SB 5196 – Cattle Feedlots, Odors and Dust: The bill would include cattle feedlots implementing best management practices within the statutory exemption for odor or fugitive dust caused by agricultural activity. The Cattle Feeders asked for this bill due to concerns that Ecology staff in the Spokane office were backing away from a long-standing air quality program the cattle feedlots have participated in. This bill would provide a statutory exemption for the 1996 Cattle Feeders air quality management program that has been operating under an “agreement” with Ecology. SB 5196 passed the Senate Ag Committee last week and now awaits possible floor action in the Senate Rules Committee.
Washington State Dairy Federation recommends immediate action to avoid fines.
WSDA is moving toward enforcement and penalties for failure to report the change of ownership of cattle.
Fines could total hundreds or thousands of dollars.
When cattle ownership changes, use a reporting option listed below.
Recent changes to state law have impacted the reporting process for the sale, gift, or bartering of cattle from dairy farms. However, lack of use may imperil dairy-requested alternative systems.
Current law requires brand inspections when cattle ownership changes. Two alternative programs are available exclusively to licensed dairies.
- Brand Inspection – This traditional method can be used for any change in livestock ownership. Because of the costs and time necessary for the inspection, this option may not work for all dairy farms.
- Electronic Cattle Transaction Reporting – The first alternative to a livestock inspection is the ECTR program. This system allows dairy producers the option of reporting private cattle transactions via the internet. This program is available for all ownership transfers of individually identified dairy cattle except steers.
- Green Tags – A second alternative to a livestock inspection is the green tag program, which is for unbranded bull calves or freemartins less than 30 days old that are not being shipped out of state or sold at a public market. Producers simply need to purchase green tags from WSDA, apply the tags to the calves, and put the 9-digit green tag number on the Bill of Sale.
- Penalties – If you don’t use one of these three options, you will face penalties imposed by the Washington State Department of Agriculture. The fines and court fees range from $205 to $513. WSDA has the discretion to assess the fees on a per head or per transaction basis.
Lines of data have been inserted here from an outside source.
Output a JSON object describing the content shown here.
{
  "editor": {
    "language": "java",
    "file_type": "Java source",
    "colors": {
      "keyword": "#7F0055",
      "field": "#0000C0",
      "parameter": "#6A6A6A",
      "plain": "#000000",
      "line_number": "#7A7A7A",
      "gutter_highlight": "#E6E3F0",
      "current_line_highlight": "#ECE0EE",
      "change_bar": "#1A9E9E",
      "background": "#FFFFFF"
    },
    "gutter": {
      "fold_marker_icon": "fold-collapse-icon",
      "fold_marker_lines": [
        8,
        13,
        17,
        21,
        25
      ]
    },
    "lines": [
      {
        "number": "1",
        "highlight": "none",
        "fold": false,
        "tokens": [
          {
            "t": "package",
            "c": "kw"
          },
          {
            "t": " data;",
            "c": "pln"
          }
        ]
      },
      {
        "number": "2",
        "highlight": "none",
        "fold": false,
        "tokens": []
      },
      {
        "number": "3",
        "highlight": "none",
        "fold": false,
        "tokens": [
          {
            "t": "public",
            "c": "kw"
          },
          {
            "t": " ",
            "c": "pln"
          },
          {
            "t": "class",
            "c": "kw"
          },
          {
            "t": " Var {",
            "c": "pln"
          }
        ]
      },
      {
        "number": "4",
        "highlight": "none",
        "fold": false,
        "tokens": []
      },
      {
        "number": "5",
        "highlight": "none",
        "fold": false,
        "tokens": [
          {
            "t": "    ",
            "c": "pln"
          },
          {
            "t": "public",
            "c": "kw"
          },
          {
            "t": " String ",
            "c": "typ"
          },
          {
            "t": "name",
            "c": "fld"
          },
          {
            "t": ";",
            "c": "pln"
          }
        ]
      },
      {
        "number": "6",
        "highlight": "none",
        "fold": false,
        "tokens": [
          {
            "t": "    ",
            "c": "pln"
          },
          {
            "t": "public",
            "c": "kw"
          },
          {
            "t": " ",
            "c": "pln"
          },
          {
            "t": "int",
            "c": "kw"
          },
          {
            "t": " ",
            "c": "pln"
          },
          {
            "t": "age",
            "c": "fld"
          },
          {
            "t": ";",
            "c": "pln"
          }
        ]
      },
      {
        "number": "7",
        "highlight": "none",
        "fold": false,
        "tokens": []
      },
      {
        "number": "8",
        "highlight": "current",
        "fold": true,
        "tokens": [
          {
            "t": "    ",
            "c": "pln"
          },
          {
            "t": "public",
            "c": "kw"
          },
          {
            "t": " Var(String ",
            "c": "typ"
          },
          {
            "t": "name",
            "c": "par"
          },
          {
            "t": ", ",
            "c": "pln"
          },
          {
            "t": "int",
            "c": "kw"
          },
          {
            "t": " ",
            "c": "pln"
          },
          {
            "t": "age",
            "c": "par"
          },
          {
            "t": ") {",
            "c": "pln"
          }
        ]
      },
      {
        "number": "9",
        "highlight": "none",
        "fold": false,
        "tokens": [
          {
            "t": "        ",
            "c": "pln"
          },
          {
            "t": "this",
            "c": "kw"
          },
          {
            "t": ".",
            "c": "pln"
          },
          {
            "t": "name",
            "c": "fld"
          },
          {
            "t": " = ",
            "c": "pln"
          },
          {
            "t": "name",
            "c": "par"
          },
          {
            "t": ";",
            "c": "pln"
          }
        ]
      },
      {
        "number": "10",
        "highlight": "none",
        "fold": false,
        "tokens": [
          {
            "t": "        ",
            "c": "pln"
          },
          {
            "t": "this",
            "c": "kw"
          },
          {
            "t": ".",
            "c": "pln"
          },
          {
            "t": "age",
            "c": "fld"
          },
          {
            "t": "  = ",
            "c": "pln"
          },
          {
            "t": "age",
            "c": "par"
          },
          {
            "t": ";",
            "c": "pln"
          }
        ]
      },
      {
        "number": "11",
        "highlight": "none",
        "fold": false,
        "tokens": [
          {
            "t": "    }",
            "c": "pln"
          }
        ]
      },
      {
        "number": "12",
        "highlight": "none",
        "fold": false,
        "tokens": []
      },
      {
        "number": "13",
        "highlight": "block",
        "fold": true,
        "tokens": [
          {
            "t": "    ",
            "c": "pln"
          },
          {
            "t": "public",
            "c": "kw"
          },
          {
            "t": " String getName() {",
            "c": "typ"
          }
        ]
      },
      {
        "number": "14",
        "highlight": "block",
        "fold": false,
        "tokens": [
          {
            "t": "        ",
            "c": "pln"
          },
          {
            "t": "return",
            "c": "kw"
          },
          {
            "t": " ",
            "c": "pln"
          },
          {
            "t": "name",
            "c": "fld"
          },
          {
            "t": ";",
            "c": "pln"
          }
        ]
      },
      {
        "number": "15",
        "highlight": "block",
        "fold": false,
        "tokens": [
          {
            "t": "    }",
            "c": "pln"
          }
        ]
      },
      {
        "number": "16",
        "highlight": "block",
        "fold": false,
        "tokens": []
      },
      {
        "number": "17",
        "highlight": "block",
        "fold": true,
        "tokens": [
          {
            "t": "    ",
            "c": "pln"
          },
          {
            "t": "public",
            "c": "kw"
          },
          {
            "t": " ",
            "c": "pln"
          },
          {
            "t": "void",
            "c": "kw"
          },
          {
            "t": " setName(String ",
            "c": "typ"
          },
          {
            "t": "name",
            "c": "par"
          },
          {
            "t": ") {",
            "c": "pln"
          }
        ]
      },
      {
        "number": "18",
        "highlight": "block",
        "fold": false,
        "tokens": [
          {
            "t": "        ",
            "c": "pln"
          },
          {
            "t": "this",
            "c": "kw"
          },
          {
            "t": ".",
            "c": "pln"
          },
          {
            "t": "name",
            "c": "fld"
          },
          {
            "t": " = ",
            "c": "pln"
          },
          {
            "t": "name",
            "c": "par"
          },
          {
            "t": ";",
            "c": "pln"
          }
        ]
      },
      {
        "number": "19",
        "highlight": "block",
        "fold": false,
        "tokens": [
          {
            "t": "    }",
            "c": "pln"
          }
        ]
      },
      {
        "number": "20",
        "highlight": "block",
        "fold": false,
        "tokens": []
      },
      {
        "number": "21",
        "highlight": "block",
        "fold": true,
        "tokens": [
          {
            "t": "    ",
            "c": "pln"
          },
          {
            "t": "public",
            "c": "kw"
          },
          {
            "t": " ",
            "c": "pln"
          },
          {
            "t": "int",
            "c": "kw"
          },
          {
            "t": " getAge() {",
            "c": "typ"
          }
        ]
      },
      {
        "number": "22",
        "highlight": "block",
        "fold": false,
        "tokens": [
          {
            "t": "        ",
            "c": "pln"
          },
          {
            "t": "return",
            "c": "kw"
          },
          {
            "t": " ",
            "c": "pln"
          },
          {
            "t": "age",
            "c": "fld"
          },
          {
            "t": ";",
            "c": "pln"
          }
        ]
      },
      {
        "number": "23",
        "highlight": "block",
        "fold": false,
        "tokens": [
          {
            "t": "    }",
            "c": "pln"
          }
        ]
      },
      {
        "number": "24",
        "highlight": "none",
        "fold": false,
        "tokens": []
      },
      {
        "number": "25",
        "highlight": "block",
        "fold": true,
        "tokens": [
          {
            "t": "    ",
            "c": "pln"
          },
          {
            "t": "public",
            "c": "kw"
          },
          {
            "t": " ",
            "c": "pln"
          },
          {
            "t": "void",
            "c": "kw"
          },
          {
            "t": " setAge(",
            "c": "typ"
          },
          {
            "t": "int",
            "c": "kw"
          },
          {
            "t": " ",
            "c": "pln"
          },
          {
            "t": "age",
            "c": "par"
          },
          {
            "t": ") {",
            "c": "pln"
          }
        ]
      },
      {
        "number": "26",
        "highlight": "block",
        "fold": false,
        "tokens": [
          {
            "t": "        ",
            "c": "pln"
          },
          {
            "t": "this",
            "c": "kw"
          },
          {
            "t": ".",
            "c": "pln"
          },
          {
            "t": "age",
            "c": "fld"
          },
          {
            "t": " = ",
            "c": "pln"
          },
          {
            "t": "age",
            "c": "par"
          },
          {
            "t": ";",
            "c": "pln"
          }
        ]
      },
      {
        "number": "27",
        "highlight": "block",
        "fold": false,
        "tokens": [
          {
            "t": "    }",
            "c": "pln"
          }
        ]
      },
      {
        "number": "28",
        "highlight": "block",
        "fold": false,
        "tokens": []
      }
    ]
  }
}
Not using brand inspections or either of the alternatives will result in large fines.
- Need for Accurate Traceability – If we do not have an adequate animal ID system, diseases cannot be traced and markets will be closed to our products. The one case of BSE in 2003 shut down exports for 10 years. An effective traceability system costs money, but a disease outbreak without traceability will cost producers exponentially more. 10,000,000 sheep and cattle were destroyed as a result of the 2001 foot-and-mouth disease outbreak in the United Kingdom. A strong traceability system protects our dairies from similar threats.
- Options May Go Away – ECTR and green tags were created as options for dairy producers, who said in surveys that they would use a less costly system as opposed to brand inspections. If ECTR and green tags are not used immediately, those programs may go away, leaving us with only brand inspections and costly penalties.